While Fish says there is no alternative to looking to the intent of the author, there is an alternative, indeed, what might seem to be a better alternative: looking to the intent of the enactors, signers, and ratifiers. OK, so Fish might be willing to accept that move, perhaps by revising the idea of the “author” to mean not the author of the language but rather the enactors of the statute or Constitutional provision.
Yet that simple move changes the analysis considerably. Once you have hundreds or thousands of enactors or ratifiers, then you are usually talking about the public meaning of words at the time, not the idiosyncratic private meanings of the man or woman who drafted the language. Now you are in the realm of “original meaning originalism,” not “original intent originalism” which Fish posits as the only form of interpretation.

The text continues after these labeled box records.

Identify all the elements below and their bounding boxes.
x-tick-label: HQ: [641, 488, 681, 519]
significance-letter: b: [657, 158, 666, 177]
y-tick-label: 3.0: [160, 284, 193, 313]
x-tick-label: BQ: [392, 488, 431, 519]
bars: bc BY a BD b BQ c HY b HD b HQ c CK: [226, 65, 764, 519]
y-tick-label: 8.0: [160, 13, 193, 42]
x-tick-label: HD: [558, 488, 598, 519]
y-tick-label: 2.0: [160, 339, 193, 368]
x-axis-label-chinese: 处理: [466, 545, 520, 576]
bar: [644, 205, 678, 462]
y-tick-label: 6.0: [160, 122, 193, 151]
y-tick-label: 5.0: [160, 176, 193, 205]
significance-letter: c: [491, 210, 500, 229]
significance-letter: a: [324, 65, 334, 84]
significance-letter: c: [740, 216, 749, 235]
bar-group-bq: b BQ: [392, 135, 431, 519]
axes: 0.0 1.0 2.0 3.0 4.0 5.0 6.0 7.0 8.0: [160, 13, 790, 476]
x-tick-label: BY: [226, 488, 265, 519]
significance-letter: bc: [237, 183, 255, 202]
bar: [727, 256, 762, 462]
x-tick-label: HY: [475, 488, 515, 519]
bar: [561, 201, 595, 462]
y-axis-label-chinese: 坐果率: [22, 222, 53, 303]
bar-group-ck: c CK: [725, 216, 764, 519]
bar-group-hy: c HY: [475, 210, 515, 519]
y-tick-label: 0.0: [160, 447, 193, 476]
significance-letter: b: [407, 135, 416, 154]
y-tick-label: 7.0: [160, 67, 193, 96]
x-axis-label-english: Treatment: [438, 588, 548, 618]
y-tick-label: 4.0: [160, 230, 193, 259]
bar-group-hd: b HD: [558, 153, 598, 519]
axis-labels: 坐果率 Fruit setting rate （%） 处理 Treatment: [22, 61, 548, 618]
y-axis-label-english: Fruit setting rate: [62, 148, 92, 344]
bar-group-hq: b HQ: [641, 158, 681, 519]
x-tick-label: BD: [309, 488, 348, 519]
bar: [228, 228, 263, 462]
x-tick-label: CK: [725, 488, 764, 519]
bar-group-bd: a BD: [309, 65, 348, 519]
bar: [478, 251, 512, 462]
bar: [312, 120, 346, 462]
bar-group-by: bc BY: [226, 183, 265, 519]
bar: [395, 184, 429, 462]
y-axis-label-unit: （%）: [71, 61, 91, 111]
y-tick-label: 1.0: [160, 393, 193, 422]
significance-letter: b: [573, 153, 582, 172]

Nonetheless, some original meaning originalists will allow idiosyncratic meanings to trump the usual public meaning at the time if that idiosyncratic meaning was publicly discussed and probably agreed upon (or presumably if legal terms of art are used that differ from ordinary public meaning, e.g., “under color of official right”). Where such idiosyncratic meanings were not discussed publicly or where searching for them might lead to more error than not searching for them, for some people (not me) “textualism” might be a crude shorthand label for looking to the meaning intended by the enactors and ratifiers. Given the cooperative enterprise of enactment or ratification, their intention is very likely to be the public meaning of the words at the time.
So, although Fish is right that intentionality matters and provisions are more than simply arrangements of markings on the face of a rock, he does not follow up that insight by asking (as Rick Kay did in his classic 1980s Northwestern Law Review article) what makes these words important. It is not, as Fish supposes, the intention of the author, but rather the political act of enactment that makes them deserving of respect as law. Thus, I think Fish is wrong that there is no alternative to the intentionality of the author of a provision. The alternative is the intention of the enactors and ratifiers, which will almost always be the public meaning of the words at the time. I leave for others whether Fish or the “textualists” and “strict constructionists” are closer to this form of sophisticated original meaning originalism, which I find a coherent and defensible position (though I don’t endorse it). The Constitution is more than a literary text and sometimes modes of interpretation designed for literary texts will be appropriate — and sometimes not.
(Perhaps my other conspirators or Larry Solum over at Legal Theory blog can provide some more informed analysis. In particular, I hope that Randy Barnett, who was the primary expositor and popularizer of the distinction between “original intent originalism” and “original meaning originalism,” will weigh in with a closer and more informed analysis of Stanley Fish’s argument for original intent originalism than I can give.)